Это входило в ритуал, такой была форма существования в те времена, Паустовский мог даже забыть об этом, думая о Сталине совсем обратное.
Повторяю: в тех условиях дневник вести я не мог. И все же некоторые записи сохранились. Они были начаты в ссылке, под видом набросков о деятелях Великой французской революции и зашифрованы инициалами Сен-Жюста. Если я имел в виду его самого, то писал инициалы через дефис: С-Ж, если Сталина, то через точку: С.Ж. Так я делал и позже, вернувшись с войны, а после доклада Хрущева писал уже открытым текстом. Именно из-за этих записей вся Арбатская трилогия написана линиями: линия Сталина, Саши, Вари. Потом эти линии я монтировал, соединял. Работы это прибавляло, но, как мне кажется, помогало созданию образа, развитию его в сюжете. Многое осталось неиспользованным: несколько тетрадей. Будет время и возможность, обработаю и опубликую.

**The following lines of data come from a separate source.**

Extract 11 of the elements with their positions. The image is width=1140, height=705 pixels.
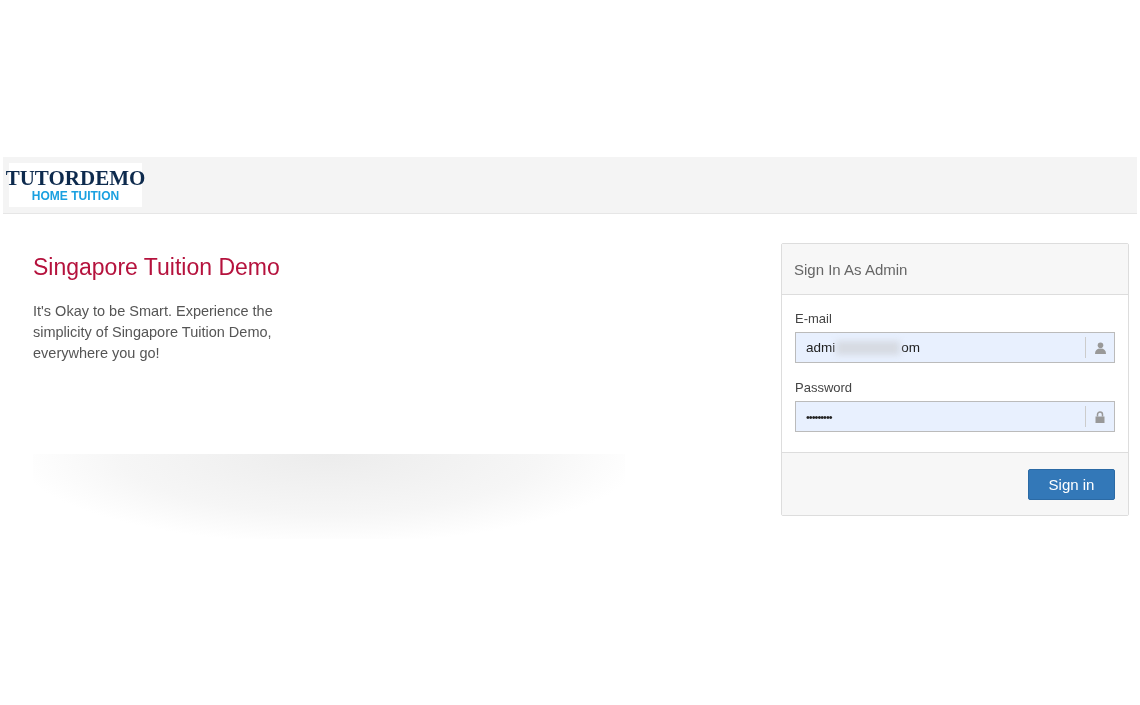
field-label: Password bbox=[795, 380, 854, 395]
panel-title: Sign In As Admin bbox=[794, 261, 908, 278]
field-label: E-mail bbox=[795, 311, 833, 326]
intro-text: It's Okay to be Smart. Experience the simplicity of Singapore Tuition Demo, everywhere you go! bbox=[33, 302, 274, 363]
lock-icon bbox=[1095, 410, 1105, 423]
redaction-blur bbox=[836, 340, 901, 355]
password-field[interactable]: ••••••••• bbox=[795, 401, 1115, 432]
page-heading: Singapore Tuition Demo bbox=[33, 254, 281, 281]
sign-in-button[interactable]: Sign in bbox=[1028, 469, 1115, 500]
user-icon bbox=[1094, 341, 1106, 354]
email-field[interactable]: admi om bbox=[795, 332, 1115, 363]
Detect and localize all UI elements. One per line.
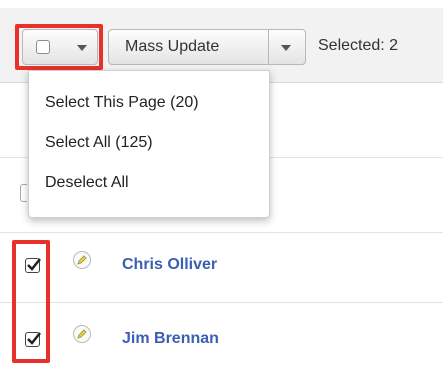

Записи отражали мое отношение к Сталину, его роли в истории страны, давали толчок к новым размышлениям. Но для романа этого оказалось недостаточно. Нужно было ввести Сталина в действие, в сюжет, показать его в поступках, в отношениях с людьми, требовалась фактура его жизни.
Я прочитал все сталинские публикации, но издание его собрания сочинений прекратилось на 14-м томе, как раз на нужном мне тридцать четвертом годе. К счастью, в ИМЭЛе [1] сохранилась верстка этого тома, мне удалось добраться до нее, пришлось сидеть там и переписывать. Много работал в Ленинской библиотеке, ездил в Грузию, в Гори, где Сталин родился, в Тбилиси, где он учился, побывал в Баиловской тюрьме в Баку, где он сидел в заключении.
1
Институт Маркса — Энгельса — Ленина при ЦК КПСС.
Критические работы о Сталине выходили только за границей, мне они были недоступны, а будь даже доступны, вероятно, я не стал бы их читать, чтобы не проникнуться чужими представлениями, — я хотел создать собственную концепцию. Обвинения Нины Андреевой в том, что я повторяю каких-то авторов, беспочвенны, их имена я узнал из ее собственной статьи.
Я встречался со многими людьми, знавшими Сталина лично. Отсидели свои сроки в лагерях, отбыли ссылки, только что вернулись. Их рассказы неоценимы, каждый воссоздавал какую-то грань сталинского характера.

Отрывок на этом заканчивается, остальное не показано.